In the real world (i.e., outside of randomized controlled trials), the treatment a patient receives depends on a wide array of factors: age, gender, medical history, physician preference, patient preference, lifestyle, and more. These factors are confounders; they prevent us from achieving exchangeability if we leave them unaddressed.

For example, patients with uncontrolled diabetes are more likely to be prescribed a second-line therapy, such as an SLGT-2 inhibitor or sulfonylurea, in addition to metformin, as opposed to being prescribed metformin alone. As a result, poorer outcomes associated with that second-line therapy in combination with metformin compared to metformin alone may be due to the fact that it was given to patients with poorer health, rather than to the drug itself.

Our goal in designing a study, then, becomes balancing these factors between our treatment populations so that when we observe a difference in outcomes, we can attribute that difference to the treatments alone.

As epidemiologists working with real-world data, we have a toolkit filled with different study designs and analytical methods we can draw from to take all of this confounding information into account so that we can achieve exchangeability. And one of the most useful tools in the kit is the propensity score.

Calculated for every patient, a propensity score estimates the probability that each will receive the treatment of interest based on all of the possible confounders that we have taken into account. Because it is a probability, the propensity score ranges in value from 0 to 1: 0 meaning the patient is 0 percent likely to receive the treatment, 1 meaning the patient is 100 percent likely to receive the treatment.

If we consider the example of comparing second-line diabetes therapy users to metformin-only users, the probability of receiving a second-line therapy will be calculated for all patients in both treatment groups based on included confounders.

The resulting score can then be used in a variety of ways to control for confounding. For example, we can match patients between treatment groups based on propensity scores. A patient within the second-line therapy group with a propensity score of 0.6 will be matched to a patient within the metformin-only group with a propensity score of 0.6. Both patients theoretically have a 60 percent chance of receiving the second-line therapy based on the confounders included, but only one patient does. This process is then repeated for all patients until all possible matches are made between the groups. At the population level, this technique results in balanced confounders between the treatment groups. This creates exchangeable populations where causal conclusions about treatment effects can be made.

This creates exchangeable populations where causal conclusions about treatment effects can be made.

A successful propensity score analysis depends on having adequate data on confounders. With the wealth of information we are offered in administrative claims or EHR data, we are able to include many confounders within the propensity score, thus achieving better exchangeability between our two populations. Sebastian Schneeweiss, M.D., Sc.D., and colleagues developed and tested the use of high-dimensional propensity scores (hdPS) to empirically identify and select potentially hundreds of confounders from the data source to include within the propensity score. This approach for propensity scores allows researchers to capture confounders and proxies for confounders, and results in even further improved exchangeability between treatment populations.

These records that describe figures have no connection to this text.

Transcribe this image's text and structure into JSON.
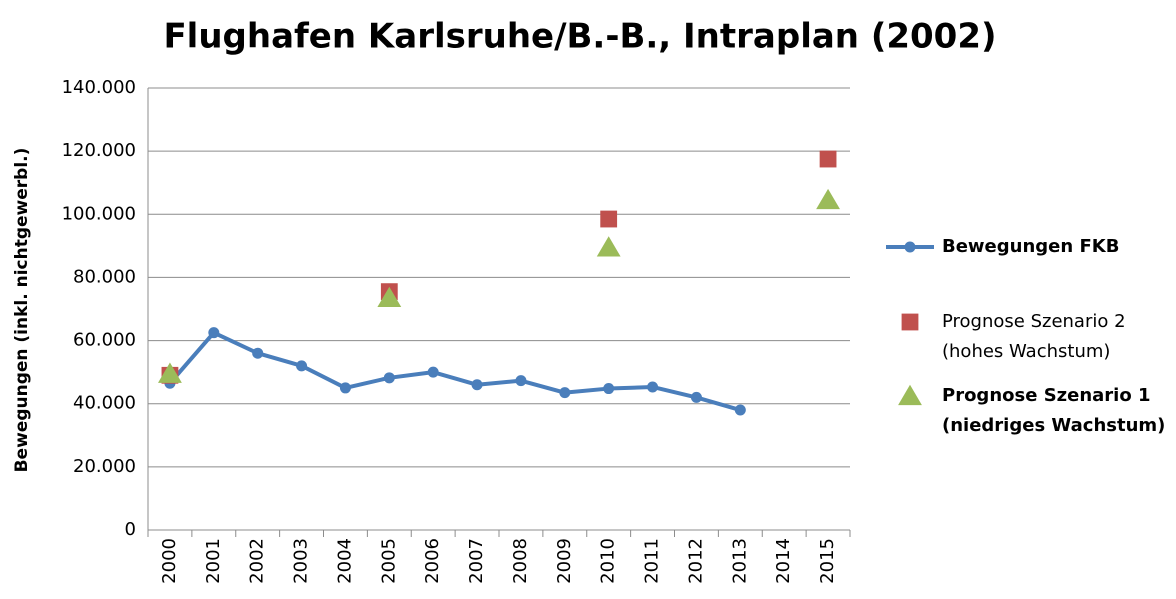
{
  "chart_data": {
    "type": "line",
    "title": "Flughafen Karlsruhe/B.-B., Intraplan (2002)",
    "y_label": "Bewegungen (inkl. nichtgewerbl.)",
    "categories": [
      "2000",
      "2001",
      "2002",
      "2003",
      "2004",
      "2005",
      "2006",
      "2007",
      "2008",
      "2009",
      "2010",
      "2011",
      "2012",
      "2013",
      "2014",
      "2015"
    ],
    "ylim": [
      0,
      140000
    ],
    "yticks": [
      0,
      {
        "value": 20000,
        "label": "20.000"
      },
      {
        "value": 40000,
        "label": "40.000"
      },
      {
        "value": 60000,
        "label": "60.000"
      },
      {
        "value": 80000,
        "label": "80.000"
      },
      {
        "value": 100000,
        "label": "100.000"
      },
      {
        "value": 120000,
        "label": "120.000"
      },
      {
        "value": 140000,
        "label": "140.000"
      }
    ],
    "grid": true,
    "legend": "right",
    "series": [
      {
        "name": "Bewegungen FKB",
        "color": "#4a7ebb",
        "marker": "circle",
        "line": true,
        "values": [
          46500,
          62500,
          56000,
          52000,
          45000,
          48200,
          50000,
          46000,
          47300,
          43500,
          44800,
          45300,
          42000,
          38000,
          null,
          null
        ]
      },
      {
        "name": "Prognose Szenario 2\n(hohes Wachstum)",
        "color": "#c0504d",
        "marker": "square",
        "line": false,
        "values": [
          49000,
          null,
          null,
          null,
          null,
          75500,
          null,
          null,
          null,
          null,
          98500,
          null,
          null,
          null,
          null,
          117500
        ]
      },
      {
        "name": "Prognose Szenario 1\n(niedriges Wachstum)",
        "color": "#9bbb59",
        "marker": "triangle",
        "line": false,
        "values": [
          49500,
          null,
          null,
          null,
          null,
          73500,
          null,
          null,
          null,
          null,
          89500,
          null,
          null,
          null,
          null,
          104500
        ]
      }
    ]
  }
}
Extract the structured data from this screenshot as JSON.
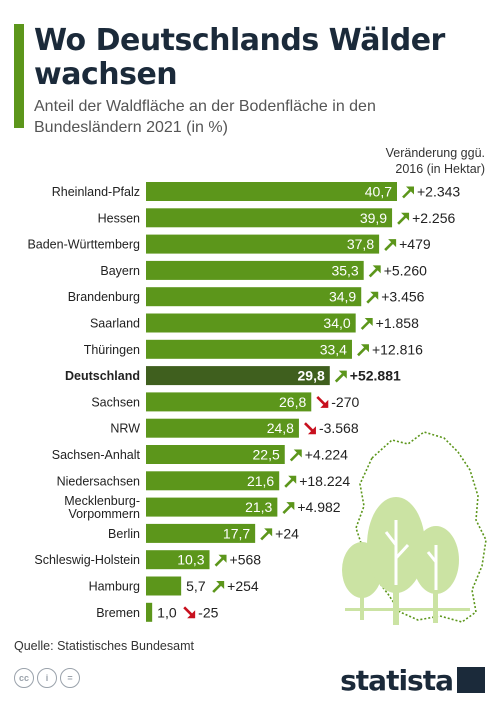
{
  "header": {
    "title": "Wo Deutschlands Wälder wachsen",
    "subtitle": "Anteil der Waldfläche an der Bodenfläche in den Bundesländern 2021 (in %)"
  },
  "legend": {
    "line1": "Veränderung ggü.",
    "line2": "2016 (in Hektar)"
  },
  "chart_data": {
    "type": "bar",
    "orientation": "horizontal",
    "categories": [
      "Rheinland-Pfalz",
      "Hessen",
      "Baden-Württemberg",
      "Bayern",
      "Brandenburg",
      "Saarland",
      "Thüringen",
      "Deutschland",
      "Sachsen",
      "NRW",
      "Sachsen-Anhalt",
      "Niedersachsen",
      "Mecklenburg-Vorpommern",
      "Berlin",
      "Schleswig-Holstein",
      "Hamburg",
      "Bremen"
    ],
    "values": [
      40.7,
      39.9,
      37.8,
      35.3,
      34.9,
      34.0,
      33.4,
      29.8,
      26.8,
      24.8,
      22.5,
      21.6,
      21.3,
      17.7,
      10.3,
      5.7,
      1.0
    ],
    "value_labels": [
      "40,7",
      "39,9",
      "37,8",
      "35,3",
      "34,9",
      "34,0",
      "33,4",
      "29,8",
      "26,8",
      "24,8",
      "22,5",
      "21,6",
      "21,3",
      "17,7",
      "10,3",
      "5,7",
      "1,0"
    ],
    "changes": [
      "+2.343",
      "+2.256",
      "+479",
      "+5.260",
      "+3.456",
      "+1.858",
      "+12.816",
      "+52.881",
      "-270",
      "-3.568",
      "+4.224",
      "+18.224",
      "+4.982",
      "+24",
      "+568",
      "+254",
      "-25"
    ],
    "change_values": [
      2343,
      2256,
      479,
      5260,
      3456,
      1858,
      12816,
      52881,
      -270,
      -3568,
      4224,
      18224,
      4982,
      24,
      568,
      254,
      -25
    ],
    "highlight": "Deutschland",
    "xlim": [
      0,
      40.7
    ],
    "colors": {
      "bar": "#5c961b",
      "highlight": "#3f5f1e",
      "up": "#5c961b",
      "down": "#c8101e"
    }
  },
  "footer": {
    "source": "Quelle: Statistisches Bundesamt",
    "logo": "statista"
  }
}
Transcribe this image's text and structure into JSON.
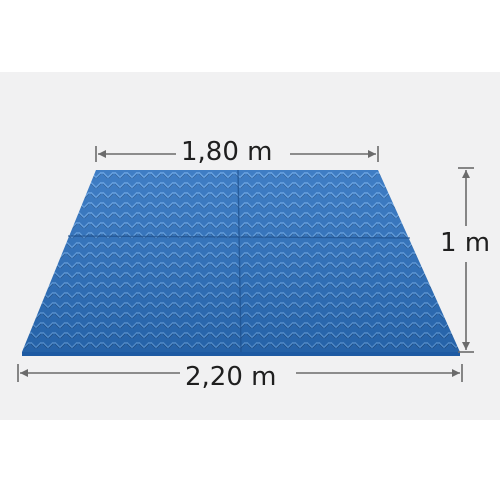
{
  "dimensions": {
    "top_width": "1,80 m",
    "bottom_width": "2,20 m",
    "depth": "1 m"
  },
  "colors": {
    "background_band": "#f1f1f2",
    "mat_base": "#2a6fbe",
    "mat_light": "#4a8fd8",
    "mat_dark": "#1d5aa3",
    "arrow": "#6b6b6b",
    "text": "#1f1f1f"
  }
}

Due to the critical importance of exchangeability, providing transparency on whether and how it was achieved is a necessary part of any comparative study using real-world data. Transparency requires:

  1. Reporting details on the statistical methods used for propensity score modeling;
  2. Listing confounders included in the model;
  3. Defining how those confounders were measured; and
  4. Stating the confounder distributions within each group before and after propensity score matching.

Determining that appropriate confounders were analyzed and controlled for is vital for regulators and other decision-makers when evaluating the validity of a given study. And only then can observational data enable us to draw causal conclusions about treatments and how they affect our health.